Artifact Title: Island Futures
Medium: Text
Author: Mimi Sheller
Publisher: Duke University Press
Year: 2020
Book Title: Island Futures: Caribbean Survival in the Anthropocene
Pages in Image: 1, 17-18
Image Credit: Mikayla Collins
TERA Curator: Hillary Kaell
Island Futures
Mimi Sheller is a sociologist who, in this book, emphasizes the injustices of mobility after the 2010 earthquake in Haiti. Development workers fly in and out of Haiti. They have access to passports, to gas, and to jeeps. By contrast, local people have very little mobility. When scholars, like Sheller, say there are no “natural” disasters, they mean that human-created injustices keep certain people poor and thus prone to feel the full effects of ‘disaster’ in ways that wealthy people do not. In making the argument, Sheller wants to make sure that people— particularly development workers, including her colleagues—are held accountable for their actions. That is laudable.

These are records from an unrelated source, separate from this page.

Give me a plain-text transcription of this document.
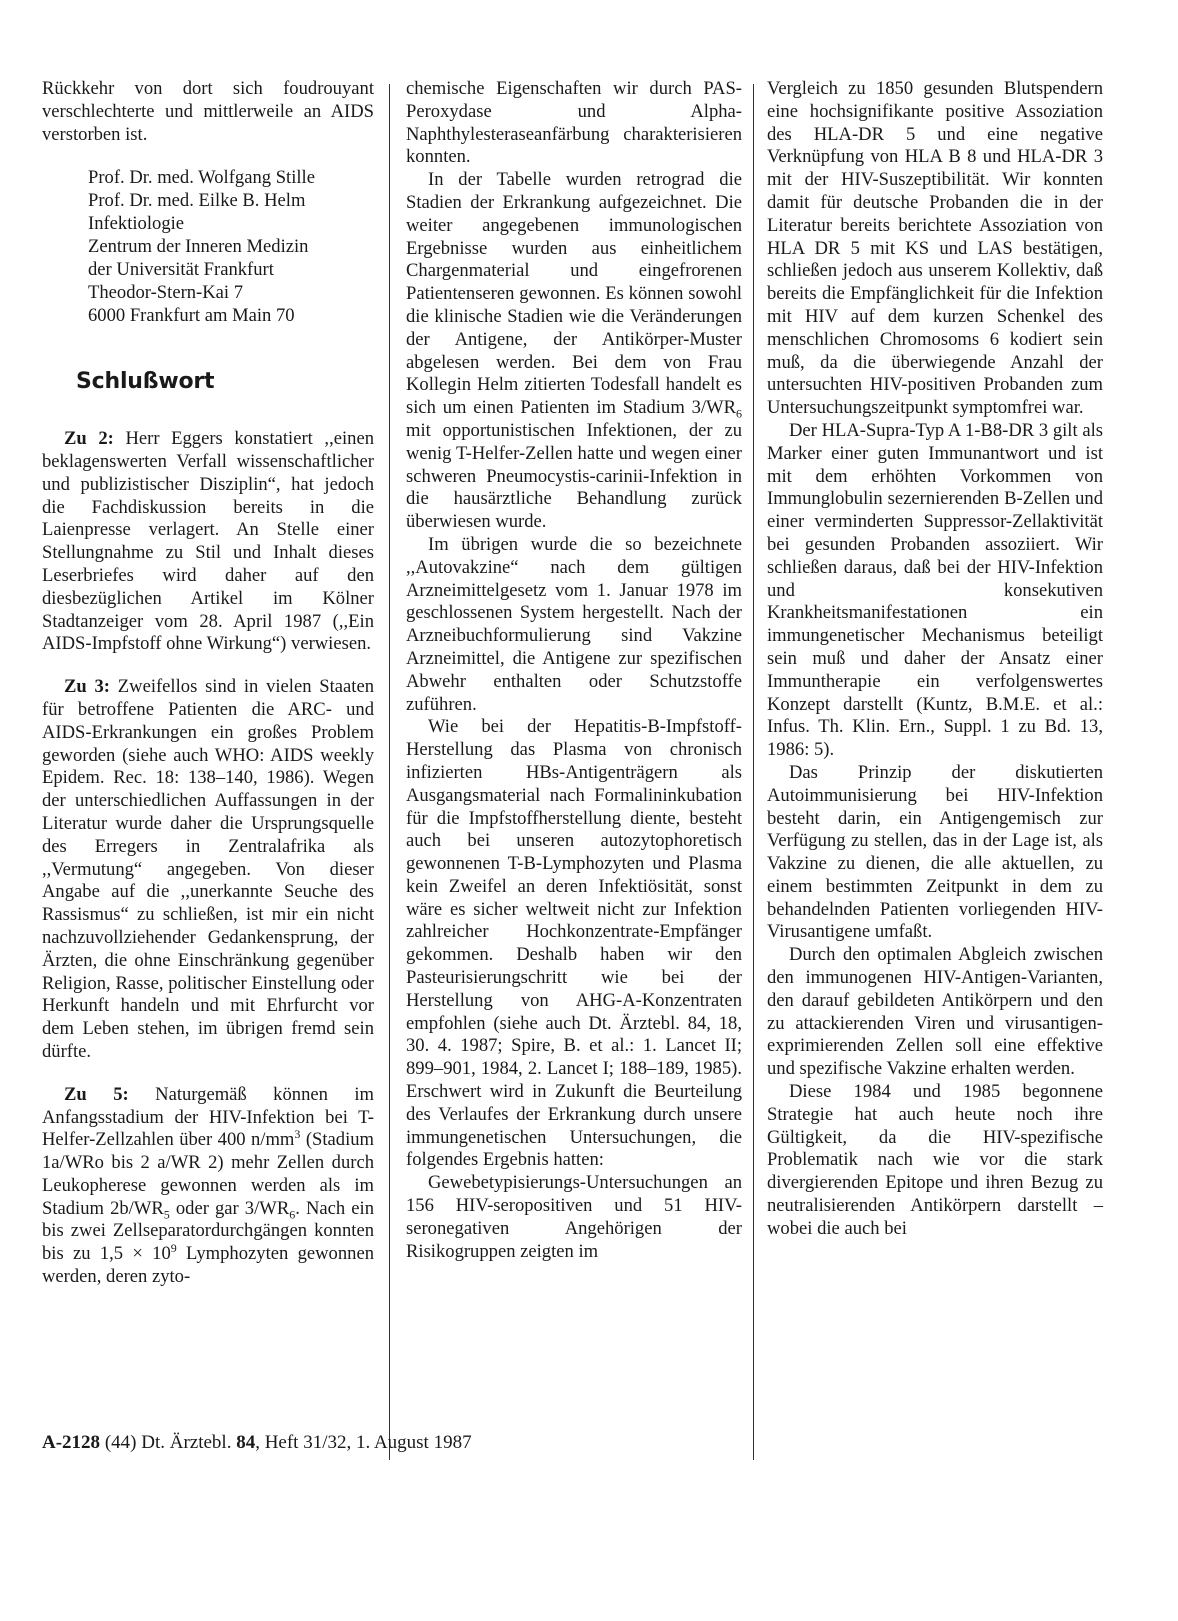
Rückkehr von dort sich foudrouyant verschlechterte und mittlerweile an AIDS verstorben ist.

Prof. Dr. med. Wolfgang Stille
Prof. Dr. med. Eilke B. Helm
Infektiologie
Zentrum der Inneren Medizin
der Universität Frankfurt
Theodor-Stern-Kai 7
6000 Frankfurt am Main 70
Schlußwort

Zu 2: Herr Eggers konstatiert ,,einen beklagenswerten Verfall wissenschaftlicher und publizistischer Disziplin“, hat jedoch die Fachdiskussion bereits in die Laienpresse verlagert. An Stelle einer Stellungnahme zu Stil und Inhalt dieses Leserbriefes wird daher auf den diesbezüglichen Artikel im Kölner Stadtanzeiger vom 28. April 1987 (,,Ein AIDS-Impfstoff ohne Wirkung“) verwiesen.

Zu 3: Zweifellos sind in vielen Staaten für betroffene Patienten die ARC- und AIDS-Erkrankungen ein großes Problem geworden (siehe auch WHO: AIDS weekly Epidem. Rec. 18: 138–140, 1986). Wegen der unterschiedlichen Auffassungen in der Literatur wurde daher die Ursprungsquelle des Erregers in Zentralafrika als ,,Vermutung“ angegeben. Von dieser Angabe auf die ,,unerkannte Seuche des Rassismus“ zu schließen, ist mir ein nicht nachzuvollziehender Gedankensprung, der Ärzten, die ohne Einschränkung gegenüber Religion, Rasse, politischer Einstellung oder Herkunft handeln und mit Ehrfurcht vor dem Leben stehen, im übrigen fremd sein dürfte.

Zu 5: Naturgemäß können im Anfangsstadium der HIV-Infektion bei T-Helfer-Zellzahlen über 400 $n/mm^3$ (Stadium 1a/WRo bis 2 a/WR 2) mehr Zellen durch Leukopherese gewonnen werden als im Stadium $2b/WR_5$ oder gar $3/WR_6$. Nach ein bis zwei Zellseparatordurchgängen konnten bis zu $1,5 \times 10^9$ Lymphozyten gewonnen werden, deren zyto-

chemische Eigenschaften wir durch PAS-Peroxydase und Alpha-Naphthylesteraseanfärbung charakterisieren konnten.

In der Tabelle wurden retrograd die Stadien der Erkrankung aufgezeichnet. Die weiter angegebenen immunologischen Ergebnisse wurden aus einheitlichem Chargenmaterial und eingefrorenen Patientenseren gewonnen. Es können sowohl die klinische Stadien wie die Veränderungen der Antigene, der Antikörper-Muster abgelesen werden. Bei dem von Frau Kollegin Helm zitierten Todesfall handelt es sich um einen Patienten im Stadium $3/WR_6$ mit opportunistischen Infektionen, der zu wenig T-Helfer-Zellen hatte und wegen einer schweren Pneumocystis-carinii-Infektion in die hausärztliche Behandlung zurück überwiesen wurde.

Im übrigen wurde die so bezeichnete ,,Autovakzine“ nach dem gültigen Arzneimittelgesetz vom 1. Januar 1978 im geschlossenen System hergestellt. Nach der Arzneibuchformulierung sind Vakzine Arzneimittel, die Antigene zur spezifischen Abwehr enthalten oder Schutzstoffe zuführen.

Wie bei der Hepatitis-B-Impfstoff-Herstellung das Plasma von chronisch infizierten HBs-Antigenträgern als Ausgangsmaterial nach Formalininkubation für die Impfstoffherstellung diente, besteht auch bei unseren autozytophoretisch gewonnenen T-B-Lymphozyten und Plasma kein Zweifel an deren Infektiösität, sonst wäre es sicher weltweit nicht zur Infektion zahlreicher Hochkonzentrate-Empfänger gekommen. Deshalb haben wir den Pasteurisierungschritt wie bei der Herstellung von AHG-A-Konzentraten empfohlen (siehe auch Dt. Ärztebl. 84, 18, 30. 4. 1987; Spire, B. et al.: 1. Lancet II; 899–901, 1984, 2. Lancet I; 188–189, 1985). Erschwert wird in Zukunft die Beurteilung des Verlaufes der Erkrankung durch unsere immungenetischen Untersuchungen, die folgendes Ergebnis hatten:

Gewebetypisierungs-Untersuchungen an 156 HIV-seropositiven und 51 HIV-seronegativen Angehörigen der Risikogruppen zeigten im

Vergleich zu 1850 gesunden Blutspendern eine hochsignifikante positive Assoziation des HLA-DR 5 und eine negative Verknüpfung von HLA B 8 und HLA-DR 3 mit der HIV-Suszeptibilität. Wir konnten damit für deutsche Probanden die in der Literatur bereits berichtete Assoziation von HLA DR 5 mit KS und LAS bestätigen, schließen jedoch aus unserem Kollektiv, daß bereits die Empfänglichkeit für die Infektion mit HIV auf dem kurzen Schenkel des menschlichen Chromosoms 6 kodiert sein muß, da die überwiegende Anzahl der untersuchten HIV-positiven Probanden zum Untersuchungszeitpunkt symptomfrei war.

Der HLA-Supra-Typ A 1-B8-DR 3 gilt als Marker einer guten Immunantwort und ist mit dem erhöhten Vorkommen von Immunglobulin sezernierenden B-Zellen und einer verminderten Suppressor-Zellaktivität bei gesunden Probanden assoziiert. Wir schließen daraus, daß bei der HIV-Infektion und konsekutiven Krankheitsmanifestationen ein immungenetischer Mechanismus beteiligt sein muß und daher der Ansatz einer Immuntherapie ein verfolgenswertes Konzept darstellt (Kuntz, B.M.E. et al.: Infus. Th. Klin. Ern., Suppl. 1 zu Bd. 13, 1986: 5).

Das Prinzip der diskutierten Autoimmunisierung bei HIV-Infektion besteht darin, ein Antigengemisch zur Verfügung zu stellen, das in der Lage ist, als Vakzine zu dienen, die alle aktuellen, zu einem bestimmten Zeitpunkt in dem zu behandelnden Patienten vorliegenden HIV-Virusantigene umfaßt.

Durch den optimalen Abgleich zwischen den immunogenen HIV-Antigen-Varianten, den darauf gebildeten Antikörpern und den zu attackierenden Viren und virusantigen-exprimierenden Zellen soll eine effektive und spezifische Vakzine erhalten werden.

Diese 1984 und 1985 begonnene Strategie hat auch heute noch ihre Gültigkeit, da die HIV-spezifische Problematik nach wie vor die stark divergierenden Epitope und ihren Bezug zu neutralisierenden Antikörpern darstellt – wobei die auch bei

A-2128 (44) Dt. Ärztebl. 84, Heft 31/32, 1. August 1987
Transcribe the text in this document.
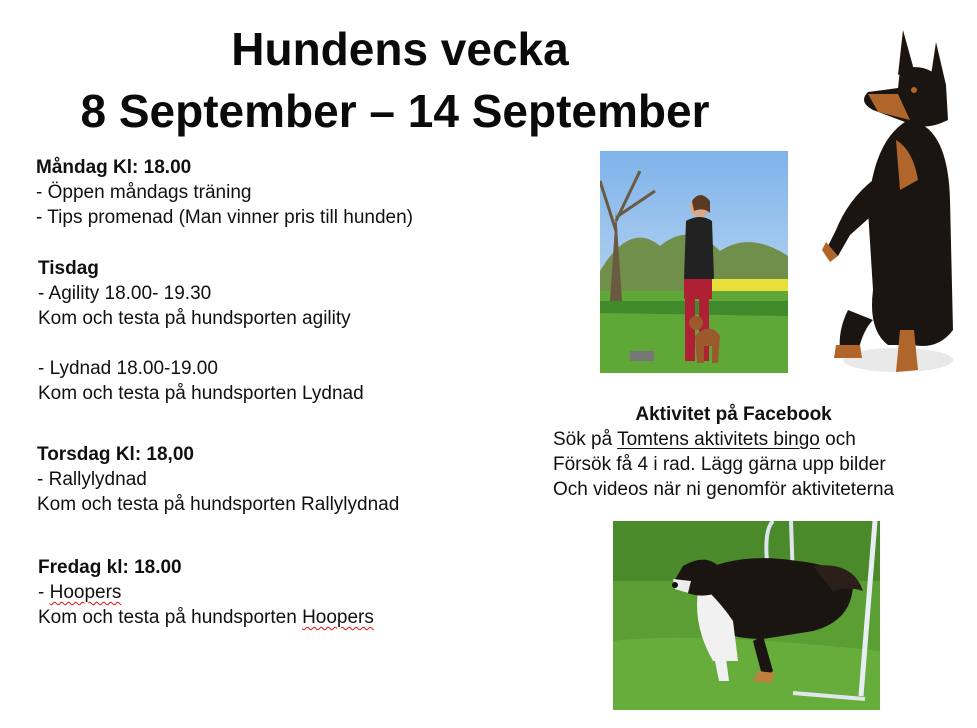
Hundens vecka
8 September – 14 September
Måndag Kl: 18.00
- Öppen måndags träning
- Tips promenad (Man vinner pris till hunden)
Tisdag
- Agility 18.00- 19.30
Kom och testa på hundsporten agility
- Lydnad 18.00-19.00
Kom och testa på hundsporten Lydnad
Torsdag Kl: 18,00
- Rallylydnad
Kom och testa på hundsporten Rallylydnad
Fredag kl: 18.00
- Hoopers
Kom och testa på hundsporten Hoopers
Aktivitet på Facebook
Sök på Tomtens aktivitets bingo och
Försök få 4 i rad. Lägg gärna upp bilder
Och videos när ni genomför aktiviteterna
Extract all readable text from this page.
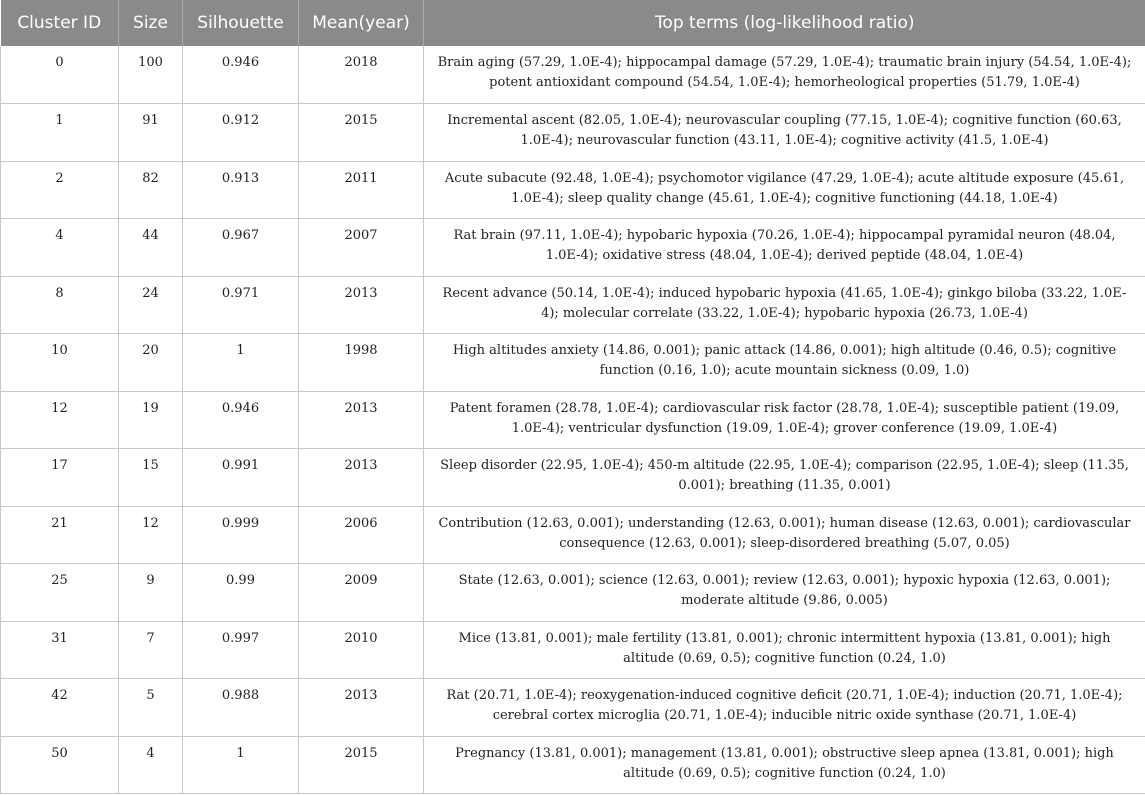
Cluster ID	Size	Silhouette	Mean(year)	Top terms (log-likelihood ratio)
0	100	0.946	2018	Brain aging (57.29, 1.0E-4); hippocampal damage (57.29, 1.0E-4); traumatic brain injury (54.54, 1.0E-4); potent antioxidant compound (54.54, 1.0E-4); hemorheological properties (51.79, 1.0E-4)
1	91	0.912	2015	Incremental ascent (82.05, 1.0E-4); neurovascular coupling (77.15, 1.0E-4); cognitive function (60.63, 1.0E-4); neurovascular function (43.11, 1.0E-4); cognitive activity (41.5, 1.0E-4)
2	82	0.913	2011	Acute subacute (92.48, 1.0E-4); psychomotor vigilance (47.29, 1.0E-4); acute altitude exposure (45.61, 1.0E-4); sleep quality change (45.61, 1.0E-4); cognitive functioning (44.18, 1.0E-4)
4	44	0.967	2007	Rat brain (97.11, 1.0E-4); hypobaric hypoxia (70.26, 1.0E-4); hippocampal pyramidal neuron (48.04, 1.0E-4); oxidative stress (48.04, 1.0E-4); derived peptide (48.04, 1.0E-4)
8	24	0.971	2013	Recent advance (50.14, 1.0E-4); induced hypobaric hypoxia (41.65, 1.0E-4); ginkgo biloba (33.22, 1.0E-4); molecular correlate (33.22, 1.0E-4); hypobaric hypoxia (26.73, 1.0E-4)
10	20	1	1998	High altitudes anxiety (14.86, 0.001); panic attack (14.86, 0.001); high altitude (0.46, 0.5); cognitive function (0.16, 1.0); acute mountain sickness (0.09, 1.0)
12	19	0.946	2013	Patent foramen (28.78, 1.0E-4); cardiovascular risk factor (28.78, 1.0E-4); susceptible patient (19.09, 1.0E-4); ventricular dysfunction (19.09, 1.0E-4); grover conference (19.09, 1.0E-4)
17	15	0.991	2013	Sleep disorder (22.95, 1.0E-4); 450-m altitude (22.95, 1.0E-4); comparison (22.95, 1.0E-4); sleep (11.35, 0.001); breathing (11.35, 0.001)
21	12	0.999	2006	Contribution (12.63, 0.001); understanding (12.63, 0.001); human disease (12.63, 0.001); cardiovascular consequence (12.63, 0.001); sleep-disordered breathing (5.07, 0.05)
25	9	0.99	2009	State (12.63, 0.001); science (12.63, 0.001); review (12.63, 0.001); hypoxic hypoxia (12.63, 0.001); moderate altitude (9.86, 0.005)
31	7	0.997	2010	Mice (13.81, 0.001); male fertility (13.81, 0.001); chronic intermittent hypoxia (13.81, 0.001); high altitude (0.69, 0.5); cognitive function (0.24, 1.0)
42	5	0.988	2013	Rat (20.71, 1.0E-4); reoxygenation-induced cognitive deficit (20.71, 1.0E-4); induction (20.71, 1.0E-4); cerebral cortex microglia (20.71, 1.0E-4); inducible nitric oxide synthase (20.71, 1.0E-4)
50	4	1	2015	Pregnancy (13.81, 0.001); management (13.81, 0.001); obstructive sleep apnea (13.81, 0.001); high altitude (0.69, 0.5); cognitive function (0.24, 1.0)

And it also prompts a question. In making her argument, Sheller ends up stripping away any non-human agency or contingency. What about human immobility in face of other mobilities, such as the mobility of wind, spirits, or migratory birds? Or will we fail to adequately address human inequality if we make the leap to other actors in the world? How do we balance these realities?